Une médecine « pour » et « avec » le patient
Les enseignements de la pandémie

Henri-Corto Stoeklé1 and Christian Hervé1,2,3,4*

1Département d’éthique et intégrité scientifique, Hôpital Foch , 40 rue Worth , 92150Suresnes , France
2Université de Paris , Paris , France
3Académie internationale d’éthique, médecine et politique publique, Université de Paris , Paris , France
4Académie vétérinaire de France , Paris , France
Corresponding author.

MeSH keywords: COVID-19, Humains, Médecine, Soins aux patients, SARS-CoV-2, épidémiologie, prévention et contrôle, tendances

 

Face à la pandémie (une épidémie qui s’étend à la planète entière) de la COVID-19, nombre d’innovations scientifiques et médicales ont permis de réagir vite, très vite même. Jusqu’ici, nous subissions, presque sans armes, des pandémies d’une telle ampleur. Aujourd’hui, non seulement nous les comprenons, mais nous les modélisons, nous les combattons.
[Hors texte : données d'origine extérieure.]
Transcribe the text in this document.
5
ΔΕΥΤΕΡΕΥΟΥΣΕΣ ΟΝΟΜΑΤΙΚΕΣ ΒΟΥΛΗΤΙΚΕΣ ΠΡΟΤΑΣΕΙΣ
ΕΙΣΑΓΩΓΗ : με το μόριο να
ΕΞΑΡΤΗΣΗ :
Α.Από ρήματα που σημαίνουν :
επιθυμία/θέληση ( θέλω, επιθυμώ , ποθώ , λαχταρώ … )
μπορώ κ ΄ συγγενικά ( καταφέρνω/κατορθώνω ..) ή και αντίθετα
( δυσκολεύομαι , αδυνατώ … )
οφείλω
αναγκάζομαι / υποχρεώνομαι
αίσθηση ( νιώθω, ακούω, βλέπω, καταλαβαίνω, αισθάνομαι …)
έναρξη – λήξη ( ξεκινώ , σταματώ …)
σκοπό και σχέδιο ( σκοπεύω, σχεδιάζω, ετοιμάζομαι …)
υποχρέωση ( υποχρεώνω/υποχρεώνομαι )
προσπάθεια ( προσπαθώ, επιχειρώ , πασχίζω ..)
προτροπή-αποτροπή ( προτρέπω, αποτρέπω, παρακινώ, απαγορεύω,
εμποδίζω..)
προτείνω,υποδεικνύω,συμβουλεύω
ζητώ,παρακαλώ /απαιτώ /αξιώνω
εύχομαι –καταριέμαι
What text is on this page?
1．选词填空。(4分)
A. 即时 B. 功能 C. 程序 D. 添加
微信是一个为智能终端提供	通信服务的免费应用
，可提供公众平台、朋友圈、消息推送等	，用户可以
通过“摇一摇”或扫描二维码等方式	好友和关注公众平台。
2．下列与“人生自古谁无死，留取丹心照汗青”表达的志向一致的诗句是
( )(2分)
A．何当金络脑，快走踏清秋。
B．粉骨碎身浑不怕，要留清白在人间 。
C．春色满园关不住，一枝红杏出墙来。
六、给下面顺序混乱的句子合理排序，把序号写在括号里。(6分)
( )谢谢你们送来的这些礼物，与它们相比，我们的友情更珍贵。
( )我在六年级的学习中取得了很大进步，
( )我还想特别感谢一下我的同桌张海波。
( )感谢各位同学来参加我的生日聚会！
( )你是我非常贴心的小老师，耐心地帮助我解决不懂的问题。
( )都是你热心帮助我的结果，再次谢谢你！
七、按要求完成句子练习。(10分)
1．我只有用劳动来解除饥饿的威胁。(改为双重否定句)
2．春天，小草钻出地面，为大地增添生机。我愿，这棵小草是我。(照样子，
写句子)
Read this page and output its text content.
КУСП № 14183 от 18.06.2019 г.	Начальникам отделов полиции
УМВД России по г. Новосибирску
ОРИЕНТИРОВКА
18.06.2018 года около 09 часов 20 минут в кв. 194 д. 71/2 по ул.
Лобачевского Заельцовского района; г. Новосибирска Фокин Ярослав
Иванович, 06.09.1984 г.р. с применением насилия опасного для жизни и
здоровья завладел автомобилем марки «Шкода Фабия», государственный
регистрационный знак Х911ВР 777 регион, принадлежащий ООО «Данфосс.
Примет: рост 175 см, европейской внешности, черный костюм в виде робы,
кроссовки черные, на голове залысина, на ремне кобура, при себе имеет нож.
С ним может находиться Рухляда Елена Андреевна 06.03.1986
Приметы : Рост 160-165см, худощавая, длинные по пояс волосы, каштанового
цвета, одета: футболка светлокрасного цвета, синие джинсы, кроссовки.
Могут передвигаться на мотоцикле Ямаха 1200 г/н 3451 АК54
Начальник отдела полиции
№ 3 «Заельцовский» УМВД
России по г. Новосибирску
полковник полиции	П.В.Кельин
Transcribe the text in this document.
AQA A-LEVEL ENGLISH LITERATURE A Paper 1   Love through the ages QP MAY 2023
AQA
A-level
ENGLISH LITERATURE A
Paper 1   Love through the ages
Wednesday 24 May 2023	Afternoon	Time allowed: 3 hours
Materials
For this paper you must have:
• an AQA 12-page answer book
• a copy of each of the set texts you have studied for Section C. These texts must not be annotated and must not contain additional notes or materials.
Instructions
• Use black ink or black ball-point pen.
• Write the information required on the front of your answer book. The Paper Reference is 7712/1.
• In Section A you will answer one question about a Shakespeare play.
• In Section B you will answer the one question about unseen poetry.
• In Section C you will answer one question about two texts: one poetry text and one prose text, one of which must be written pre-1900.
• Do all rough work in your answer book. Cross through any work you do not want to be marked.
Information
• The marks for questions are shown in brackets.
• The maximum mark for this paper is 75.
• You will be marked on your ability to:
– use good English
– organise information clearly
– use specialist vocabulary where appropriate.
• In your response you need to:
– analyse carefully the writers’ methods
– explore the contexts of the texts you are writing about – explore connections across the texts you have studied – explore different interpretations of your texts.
Le fait est que, remarquablement, en l’espace seulement d’une année, le virus responsable de la COVID-19 a été isolé et son génome décrypté, puis ses variants détectés et séquencés au fur et à mesure de leurs apparitions et, surtout, des vaccins, d’un tout nouveau genre, validés pour leur sécurité et leur efficacité, ont été mis au point par des scientifiques, développés par des industriels et ont été rendus disponibles à grande échelle, au moins dans les pays développés [ 1 ] ( ).

(→) Voir la Synthèse de Y. Feraoun et al ., m/s n° 8-9, août-septembre 2021, page 759

En dépit cependant de ces progrès remarquables et inédits dans l’histoire des maladies infectieuses, une défiance, problématique, non négligeable, semble-t-il, résiste à leur propos. Les raisons en sont complexes et demandent d’être analysées.

Dès son apparition, les scientifiques et les cliniciens ont tenté d’expliquer pas à pas au public toutes les évolutions de l’épidémie qui s’est transformée rapidement en pandémie, les dangers immenses de cette dernière et ont décrit la mise au point des vaccins et de leurs tests. C’est alors que ce nouveau mode de communication auquel nous sommes désormais quotidiennement soumis s’est déclenché : nous entendons par là les chaines continues d’information, leurs tables-rondes et leurs journalistes (volontairement ou involontairement anxiogènes), faisant appel à de nombreux et différents professionnels de santé aux connaissances et aux compétences parfois peu adaptées, voire inadaptées, pour répondre aux questions posées, et le tout, sans forme, sans fond, puis sans fin, réponses qui se répandent sur les réseaux sociaux, conduisant parfois jusqu’à l’insulte, entre pairs [ 2 ]. La crédibilité des propos et la confiance envers la médecine et la recherche biomédicale s’en sont trouvées très altérées tant auprès de l’opinion publique qu’auprès des patients.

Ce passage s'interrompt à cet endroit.